5. En troisième lieu, aux termes de l’article 3 de la convention européenne de sauvegarde des droits de l’homme et des libertés fondamentales : « Nul ne peut être soumis à la torture ni à des peines ou traitements inhumains ou dégradants ». Aux termes du dernier alinéa de l’article L. 721-4 du code de l’entrée et du séjour des étrangers et du droit d’asile : « () Un étranger ne peut être éloigné à destination d’un pays s’il établit que sa vie ou sa liberté y sont menacées ou qu’il y est exposé à des traitements contraires aux stipulations de l’article 3 de la Convention européenne de sauvegarde des droits de l’homme et des libertés fondamentales du 4 novembre 1950 ».
6. Mme et M. C soutiennent qu’ils seraient exposés à des traitements inhumains ou dégradants en cas de retour en Géorgie. Ils n’apportent toutefois aucune précision quant à la nature des risques ainsi allégués ni aucun élément de nature à en établir le caractère réel, personnel et actuel. Le moyen tiré de la méconnaissance de l’article 3 de la convention européenne de sauvegarde des droits de l’homme et des libertés fondamentales et de l’article L. 721-4 du code de l’entrée et du séjour des étrangers et du droit d’asile doit, dès lors, être écarté.
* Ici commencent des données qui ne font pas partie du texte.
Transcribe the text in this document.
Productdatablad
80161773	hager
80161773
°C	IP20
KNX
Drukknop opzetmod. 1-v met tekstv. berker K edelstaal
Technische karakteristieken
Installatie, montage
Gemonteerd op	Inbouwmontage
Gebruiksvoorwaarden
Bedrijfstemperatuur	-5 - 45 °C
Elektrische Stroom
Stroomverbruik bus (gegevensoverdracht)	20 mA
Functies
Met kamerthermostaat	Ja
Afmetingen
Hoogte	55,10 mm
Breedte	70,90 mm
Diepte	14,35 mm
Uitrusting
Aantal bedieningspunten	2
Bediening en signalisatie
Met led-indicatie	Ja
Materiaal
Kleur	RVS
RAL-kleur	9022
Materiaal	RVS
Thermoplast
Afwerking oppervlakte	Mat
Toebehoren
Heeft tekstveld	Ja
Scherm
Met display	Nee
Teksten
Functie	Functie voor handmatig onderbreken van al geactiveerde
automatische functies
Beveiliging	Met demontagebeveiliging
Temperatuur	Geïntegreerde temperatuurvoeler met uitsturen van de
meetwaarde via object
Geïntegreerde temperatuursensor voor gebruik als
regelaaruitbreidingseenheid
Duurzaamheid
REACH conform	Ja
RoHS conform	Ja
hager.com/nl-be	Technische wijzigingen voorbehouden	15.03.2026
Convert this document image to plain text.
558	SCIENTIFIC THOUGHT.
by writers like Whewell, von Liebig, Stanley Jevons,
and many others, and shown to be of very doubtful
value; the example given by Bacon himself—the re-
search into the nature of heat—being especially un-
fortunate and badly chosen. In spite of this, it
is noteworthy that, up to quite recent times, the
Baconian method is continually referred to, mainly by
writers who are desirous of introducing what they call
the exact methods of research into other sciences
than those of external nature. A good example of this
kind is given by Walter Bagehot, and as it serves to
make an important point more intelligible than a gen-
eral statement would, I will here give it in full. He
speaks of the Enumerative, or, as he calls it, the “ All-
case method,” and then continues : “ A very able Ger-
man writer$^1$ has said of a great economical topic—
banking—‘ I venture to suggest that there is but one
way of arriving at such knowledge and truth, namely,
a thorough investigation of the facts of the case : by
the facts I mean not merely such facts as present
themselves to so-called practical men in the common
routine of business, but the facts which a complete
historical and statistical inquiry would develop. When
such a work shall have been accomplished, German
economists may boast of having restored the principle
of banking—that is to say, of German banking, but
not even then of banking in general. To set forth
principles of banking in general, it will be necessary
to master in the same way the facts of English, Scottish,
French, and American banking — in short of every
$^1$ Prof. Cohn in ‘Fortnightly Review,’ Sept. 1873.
7. En quatrième lieu, il résulte de ce qui précède que le moyen tiré de ce que la décision portant interdiction de retour sur le territoire français devrait être annulée par voie de conséquence de l’annulation de la décision portant obligation de quitter le territoire français doit être écarté.
8. En cinquième lieu, aux termes de l’article L. 612-8 du code de l’entrée et du séjour des étrangers et du droit d’asile : « Lorsque l’étranger n’est pas dans une situation mentionnée aux articles L. 612-6 et L. 612-7, l’autorité administrative peut assortir la décision portant obligation de quitter le territoire français d’une interdiction de retour sur le territoire français. / Les effets de cette interdiction cessent à l’expiration d’une durée, fixée par l’autorité administrative, qui ne peut excéder deux ans à compter de l’exécution de l’obligation de quitter le territoire français ». Aux termes de l’article L. 612-10 de ce code : « Pour fixer la durée des interdictions de retour mentionnées aux articles L. 612-6 et L. 612-7, l’autorité administrative tient compte de la durée de présence de l’étranger sur le territoire français, de la nature et de l’ancienneté de ses liens avec la France, de la circonstance qu’il a déjà fait l’objet ou non d’une mesure d’éloignement et de la menace pour l’ordre public que représente sa présence sur le territoire français. / Il en est de même pour l’édiction et la durée de l’interdiction de retour mentionnée à l’article L. 612-8 () ».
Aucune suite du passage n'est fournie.